Whether that will be enough to convince his most ardent doubters is debatable. There is no agreed formula for what makes a champion - Mark Cavendish's lab numbers do not make much sense either but I have never heard anybody, anywhere, suggest he is doping.
All of this science, however, will make very little sense, or difference, to the vast majority of British fans who follow cycling for a few weeks every year, enjoy the spectacle and revel in our newly acquired competence in the event.
For most of them, 'Wiggo' was as good as it got. An Olympic track hero who got serious about the Tour and won it for Queen and country, while making gags and dropping British cultural references on a bemused French audience. Not that they seemed to mind; they liked him, too.
Froome can never be the first British Tour winner. He is also unlikely to ever have a news conference in stitches, stand on a podium in the Champs Elysees and say "we are about to draw the bingo numbers", play guitar at the post-show party at Sports Personality of the Year or share a hipster-friendly personal mix tape on Desert Island Discs.

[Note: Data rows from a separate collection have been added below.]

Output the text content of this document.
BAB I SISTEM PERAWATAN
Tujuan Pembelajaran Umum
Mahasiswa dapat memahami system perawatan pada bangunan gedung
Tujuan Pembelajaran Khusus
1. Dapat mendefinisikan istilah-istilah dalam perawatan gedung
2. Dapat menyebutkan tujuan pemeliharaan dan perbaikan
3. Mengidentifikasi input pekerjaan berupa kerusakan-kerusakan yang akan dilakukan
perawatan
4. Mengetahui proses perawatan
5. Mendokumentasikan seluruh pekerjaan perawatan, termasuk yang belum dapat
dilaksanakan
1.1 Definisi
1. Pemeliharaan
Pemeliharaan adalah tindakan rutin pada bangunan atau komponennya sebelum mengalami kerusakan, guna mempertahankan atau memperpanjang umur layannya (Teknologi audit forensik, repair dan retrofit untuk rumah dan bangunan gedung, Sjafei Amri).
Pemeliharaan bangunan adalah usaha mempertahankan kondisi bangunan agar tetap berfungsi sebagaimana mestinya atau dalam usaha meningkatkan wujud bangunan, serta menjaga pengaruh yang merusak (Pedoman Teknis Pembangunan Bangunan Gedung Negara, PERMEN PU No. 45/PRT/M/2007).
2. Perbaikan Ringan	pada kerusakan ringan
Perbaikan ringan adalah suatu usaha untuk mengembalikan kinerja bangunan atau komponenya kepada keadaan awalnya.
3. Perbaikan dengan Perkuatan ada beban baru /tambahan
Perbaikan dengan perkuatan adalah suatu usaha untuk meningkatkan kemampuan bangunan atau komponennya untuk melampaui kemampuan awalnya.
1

But that does not mean he is boring or humourless, or that Wiggins is always a barrel of laughs.
Speak to any journalist, rider, race official or Team Sky staff member at this race and they will tell you that Froome is an engaging, friendly and unfailingly polite chap with a much underestimated warrior spirit who loves racing.
He is just not very British, is he? The British public knows it, he knows it, his team know it.
When I asked a senior figure at Team Sky why their star does not ride the British Road Race Championship or Tour of Britain - for appearance's sake, if nothing else - he said Froome knows he will never be as popular as Wiggins and he does not mind. His job, and what he loves, is winning the Tour de France. Do that enough times and admiration, perhaps even affection, will come.
The irony is that culturally Froome is a lot more British than a great many of our rebadged sporting heroes.
His accent, manners and values are classic British ex-pat. Home for him is where he feels most comfortable and right now that is Monaco and South Africa, the country where he finished his education, started racing and met his Welsh-born wife.
But that does not make Froome South African, either. So perhaps we should just enjoy the performances that this British-influenced athlete is proud to put in with a union jack next to his name, whilst remembering that nationality is a slippery beast to pin down.
And that every top cyclist now must accept a level of scrutiny their predecessors avoided, with disastrous results.